Fisk’s main goal this season is to undermine Daredevil/Murdock through public humiliation and then, when he’s at his lowest point, kill him. (Gotta love a guy who sets goals and pursues them with everything he’s got. It’s personal!
His secondary goal is to remove the competition in New York’s underworld and slide into their place as the one stop shop for protection – a move aided by his ability to manipulate key members of the local police and FBI both into positions where they have to do what he says.
How does he plan to humiliate Daredevil/Murdock?
Put Poindexter in a replica Daredevil suit and have kill a key hostage against him. And kill people in the process.
Oleson hasn’t forgotten about Karen and Foggy, either. Each has problems of their own – Karen’s a call back to her killing James Wesley in season one; Foggy’s though Fisk’s manipulation of his family as they struggle to keep their mom and pop butcher shop open.
Marvel’s Daredevil: Season 3 is leaner than previous seasons – even the episode exploring Karen’s past and how it led her to where she is now, is not mere filler.
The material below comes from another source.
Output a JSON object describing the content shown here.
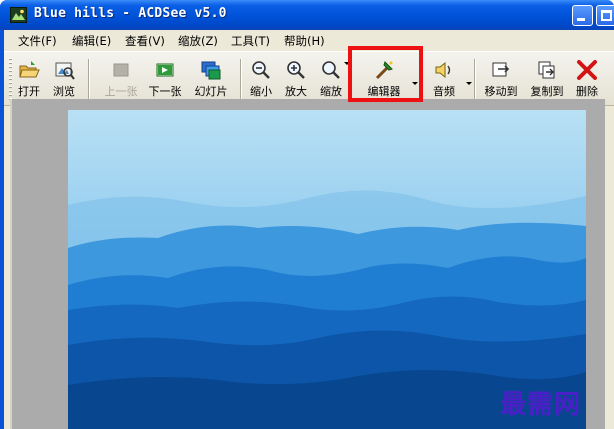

It let’s see why she’s been the person we’ve known for three seasons – and how that impacts Matt and Foggy.
It also sets up her arc for the rest of the series.
Couple points: Matt goes back to his improvised disguise from season one and, even when he could don his spiffy crime-busting suit, chooses not to do because he isn’t that guy anymore; for the third straight season there’s a one-shot hall brawl – though in this one, he’s fighting as Murdock and the 11-and-a-half minute brawl is not limited to one hallway.
In almost every way, Marvel’s Daredevil: Season 3 is better than the first two seasons – its depth of characterization; its action; the goals of its heroes and villains; its accurate treatment of both how a borderline personality might cope with their condition and how that coping might be undone.
There are far fewer beauty shots this season, as well – and more shots that are close enough to take us away from the symbols they might create – so that every shot is as much about character as it is about anything else; even (or maybe especially) in the action sequences.